DIPINTI ANTICHI

26 NOVEMBRE 2019
Asta, 0317
18

Alessandro Turchi, detto l’Orbetto

Stima
€ 20.000 / 30.000
L'opera è corredata di certificato di libera circolazione

Alessandro Turchi, detto l’Orbetto

(Verona 1578 – Roma 1649)

LOT E LE FIGLIE

olio su tela, cm 74x96,5

 

LOT AND HIS DAUGHTERS

oil on canvas, cm 74x96,5

 

Provenienza

Venezia, Viancini (1968); Venezia, Egidio Martini; Udine, collezione privata (1974)

 

Bibliografia

“Apollo” 1968, dicembre; E. Schleier, Drawings by Alessandro Turchi, in “Master Drawings” 9, 1971, pp. 144 e 148; D. Scaglietti Kelescian in Alessandro Turchi detto l’Orbetto 1578-1649. Catalogo della mostra (Verona, Castelvecchio, settembre – dicembre 1999) Milano 1999, p. 194; B. De Witt, The Bader Collection. European Paintings, Kingston (Ontario) 2014, p.141.

 

Ripetutamente citato nella bibliografia sull’autore veronese (sebbene con dati tecnici talvolta inesatti) a partire dalla riproduzione pubblicata su “Apollo”, il dipinto che qui presentiamo riaffiora per la prima volta sul mercato dell’arte dopo oltre mezzo secolo.

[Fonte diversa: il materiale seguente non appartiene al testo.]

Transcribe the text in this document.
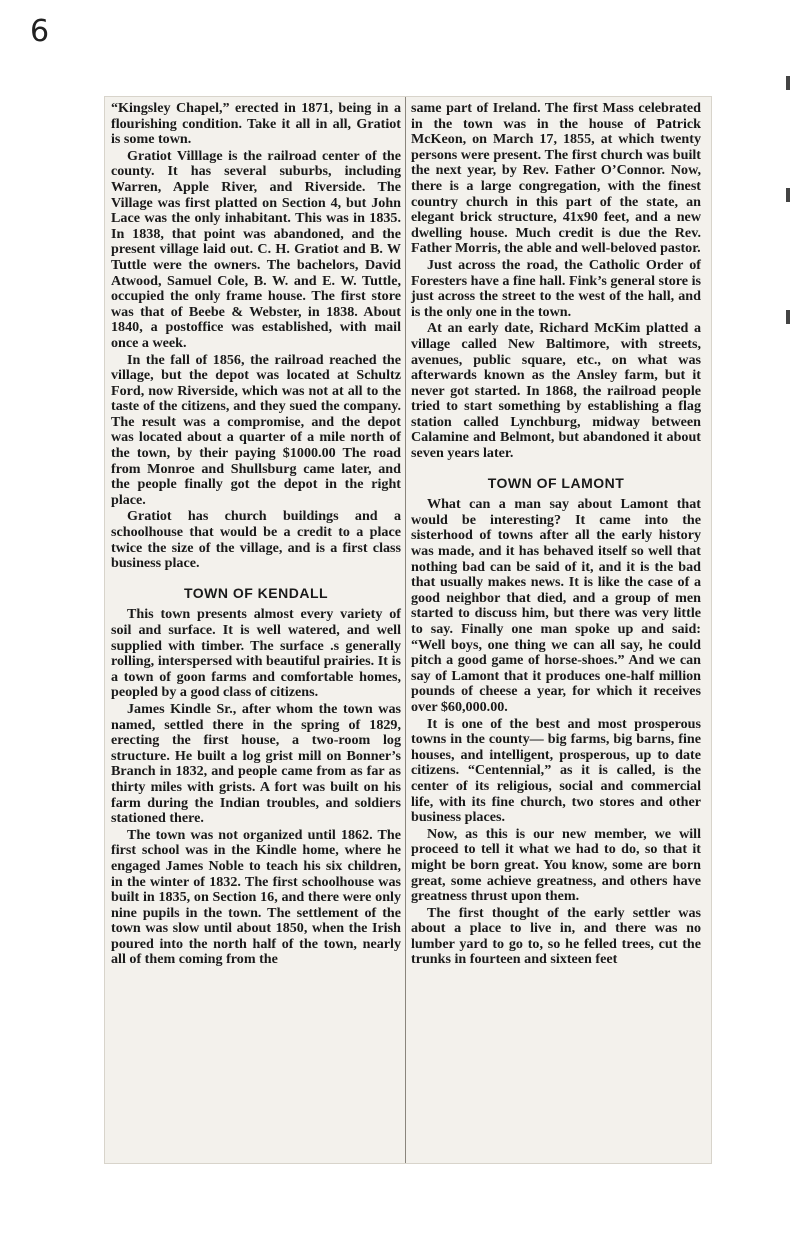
6

“Kingsley Chapel,” erected in 1871, being in a flourishing condition. Take it all in all, Gratiot is some town.

Gratiot Villlage is the railroad center of the county. It has several suburbs, including Warren, Apple River, and Riverside. The Village was first platted on Section 4, but John Lace was the only inhabitant. This was in 1835. In 1838, that point was abandoned, and the present village laid out. C. H. Gratiot and B. W Tuttle were the owners. The bachelors, David Atwood, Samuel Cole, B. W. and E. W. Tuttle, occupied the only frame house. The first store was that of Beebe & Webster, in 1838. About 1840, a postoffice was established, with mail once a week.

In the fall of 1856, the railroad reached the village, but the depot was located at Schultz Ford, now Riverside, which was not at all to the taste of the citizens, and they sued the company. The result was a compromise, and the depot was located about a quarter of a mile north of the town, by their paying $1000.00 The road from Monroe and Shullsburg came later, and the people finally got the depot in the right place.

Gratiot has church buildings and a schoolhouse that would be a credit to a place twice the size of the village, and is a first class business place.

TOWN OF KENDALL

This town presents almost every variety of soil and surface. It is well watered, and well supplied with timber. The surface .s generally rolling, interspersed with beautiful prairies. It is a town of goon farms and comfortable homes, peopled by a good class of citizens.

James Kindle Sr., after whom the town was named, settled there in the spring of 1829, erecting the first house, a two-room log structure. He built a log grist mill on Bonner’s Branch in 1832, and people came from as far as thirty miles with grists. A fort was built on his farm during the Indian troubles, and soldiers stationed there.

The town was not organized until 1862. The first school was in the Kindle home, where he engaged James Noble to teach his six children, in the winter of 1832. The first schoolhouse was built in 1835, on Section 16, and there were only nine pupils in the town. The settlement of the town was slow until about 1850, when the Irish poured into the north half of the town, nearly all of them coming from the

same part of Ireland. The first Mass celebrated in the town was in the house of Patrick McKeon, on March 17, 1855, at which twenty persons were present. The first church was built the next year, by Rev. Father O’Connor. Now, there is a large congregation, with the finest country church in this part of the state, an elegant brick structure, 41x90 feet, and a new dwelling house. Much credit is due the Rev. Father Morris, the able and well-beloved pastor.

Just across the road, the Catholic Order of Foresters have a fine hall. Fink’s general store is just across the street to the west of the hall, and is the only one in the town.

At an early date, Richard McKim platted a village called New Baltimore, with streets, avenues, public square, etc., on what was afterwards known as the Ansley farm, but it never got started. In 1868, the railroad people tried to start something by establishing a flag station called Lynchburg, midway between Calamine and Belmont, but abandoned it about seven years later.

TOWN OF LAMONT

What can a man say about Lamont that would be interesting? It came into the sisterhood of towns after all the early history was made, and it has behaved itself so well that nothing bad can be said of it, and it is the bad that usually makes news. It is like the case of a good neighbor that died, and a group of men started to discuss him, but there was very little to say. Finally one man spoke up and said: “Well boys, one thing we can all say, he could pitch a good game of horse-shoes.” And we can say of Lamont that it produces one-half million pounds of cheese a year, for which it receives over $60,000.00.

It is one of the best and most prosperous towns in the county— big farms, big barns, fine houses, and intelligent, prosperous, up to date citizens. “Centennial,” as it is called, is the center of its religious, social and commercial life, with its fine church, two stores and other business places.

Now, as this is our new member, we will proceed to tell it what we had to do, so that it might be born great. You know, some are born great, some achieve greatness, and others have greatness thrust upon them.

The first thought of the early settler was about a place to live in, and there was no lumber yard to go to, so he felled trees, cut the trunks in fourteen and sixteen feet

La tela propone un soggetto altre volte trattato dall’Orbetto e con diverse modalità in opere attualmente rintracciate e in altre di cui al momento sopravvive solo il ricordo delle fonti. Se infatti la versione eseguita dall’artista per il suo principale committente veronese, il marchese Gaspare Gherardini, passata nell’Ottocento nella raccolta dei conti Lechi a Brescia è stata autorevolmente identificata da Daniela Scaglietti nella tela poi in collezione privata tedesca dopo un passaggio da Christie’s a Londra nel 1988, nessuna delle opere ad oggi conosciute può identificarsi, ad esempio, con il “Lot a sedere a una tavola con le due figlie che gli danno da bere” che gli inventari della famiglia Millini descrivono ripetutamente dal 1627 al 1738 come dipinto su tavola, e grande poco più di un palmo: un oggetto prezioso certo non troppo lontano dalle pitture su paragone per cui l’artista era stato ricercato fin dal suo arrivo a Roma, circa il 1614.

E’ probabile tuttavia che un ricordo di quest’opera ancora sconosciuta vada ricercato nel disegno nella Graphische Sammlung a Monaco di Baviera (n. 6670) restituitogli da Hermann Voss e pubblicato da Erich Schleier (1971, n. 3, tav. 19) nella prima ricognizione del corpus grafico dell’artista veronese. In quell’occasione Schleier catalogava, in parte riproducendole, le altre versioni di questo soggetto biblico, tra cui quella praticamente uguale alla nostra ma di maggiori dimensioni (cm 99x133,4) un tempo a Londra, Leger Galleries, e oggi a Kingston, Ontario (Agnes Etherington Art Centre, Queen’s University, inv, 17.034; cfr. De Witt, cit., 2014) e citava senza riprodurlo il dipinto che oggi presentiamo.

Impossibile, allo stato delle conoscenze attuale, ricostruirne la provenienza originaria o l’eventuale committenza: la frequenza con cui il soggetto compare nel catalogo dell’Orbetto ne lascia intuire la grande richiesta da parte dei suoi estimatori, italiani e stranieri. E’ possibile invece ipotizzare che la nostra tela si accompagnasse in origine a quella, quasi identica per dimensioni, raffigurante la fuga di Loth da Sodoma, premessa al nostro soggetto, oggi nella National Gallery of Ireland a Dublino (inv. 1653; Fototeca Federico Zeri, scheda 32371).

Il dipinto sarà inserito nella monografia a cura di Daniela Scaglietti Kelescian, in corso di stampa (Verona 2020, cat. 101).